The computation doesn't belong to any of the objects started from.
It belongs to the aggregation, to a syntactical production.
If it would belong to one of the objects started from, this object had
to know something about it's context -- bad OOP.
If it would belong to the resulting object, than lets think about the
eql-relation. The result is boolean. Now boolean had to know about all
the comparable objects. Hot air.
But the OO-paradigm requests the computation to be a method of one of
the objects. That is, where OO fails to serve what it should do.
OO realy needs a extention "back" to syntax-oriented programming and
anywhere else.
Here are some points which come from this lack of OO-paradigm:
Most OO-Languages still have operators. There usage hides this bad
construction.
The method-definition for operators are very fancy.

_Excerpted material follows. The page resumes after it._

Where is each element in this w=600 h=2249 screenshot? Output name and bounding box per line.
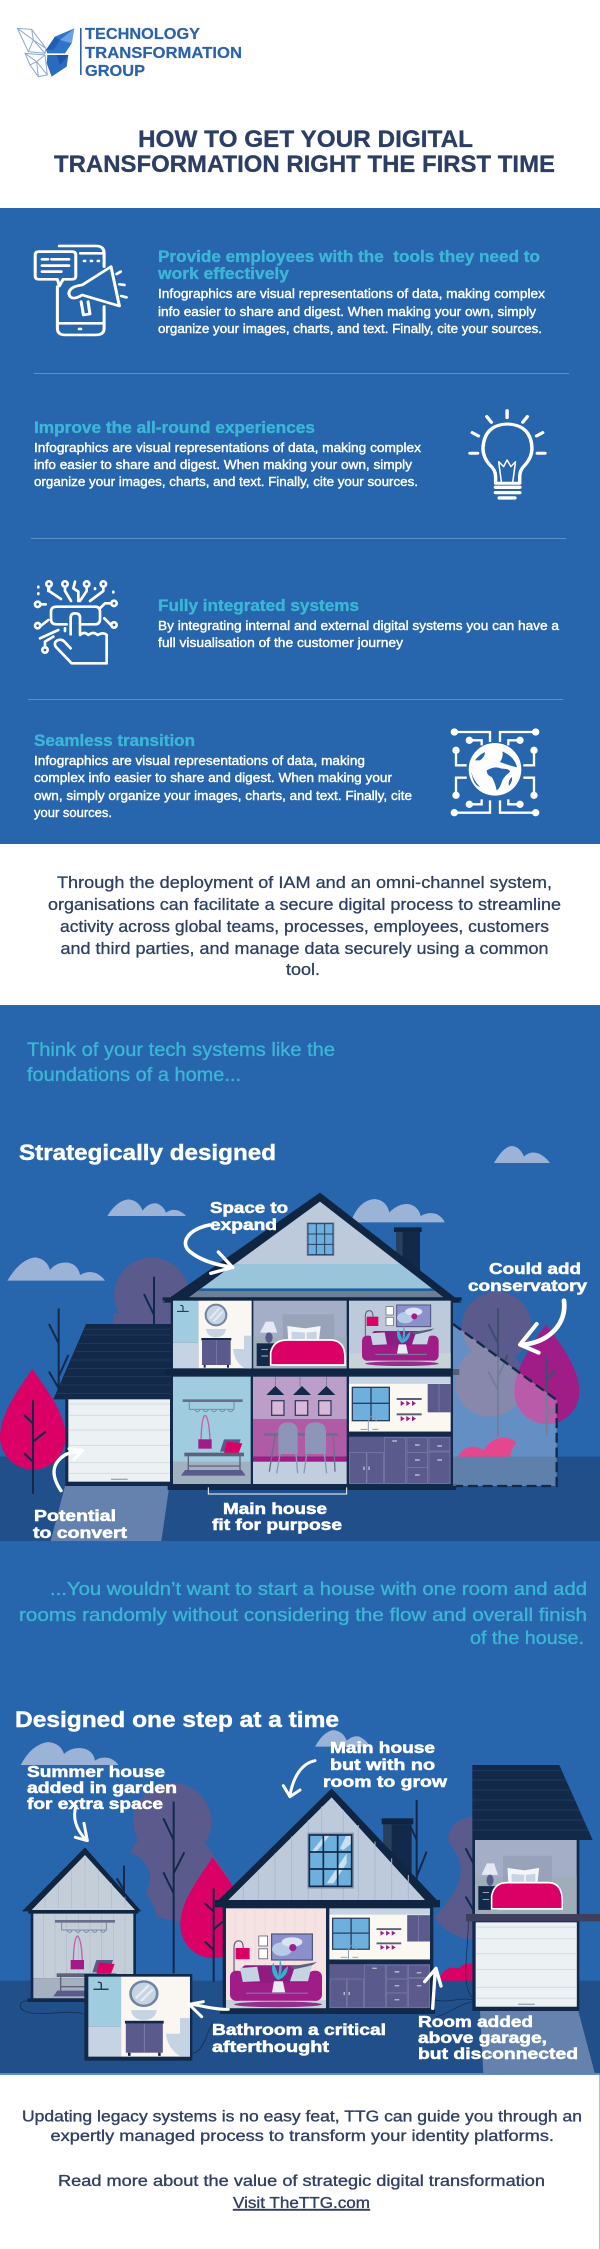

(If there is somthing like "a+b": belongs the method called to
a or b? Ok, the language defines that. But which reason gives
the decision?)
Python gets flooded these day with magic __*__ functions for this
reason.
C++ (which doesn't force you to program good OO but gives you the
chance) carries mechanisms to break the OO-paradigm. Have a look in
the iostream-library. The "<<" operator for example is heavily use and
overloaded. But it's definition isn't a method.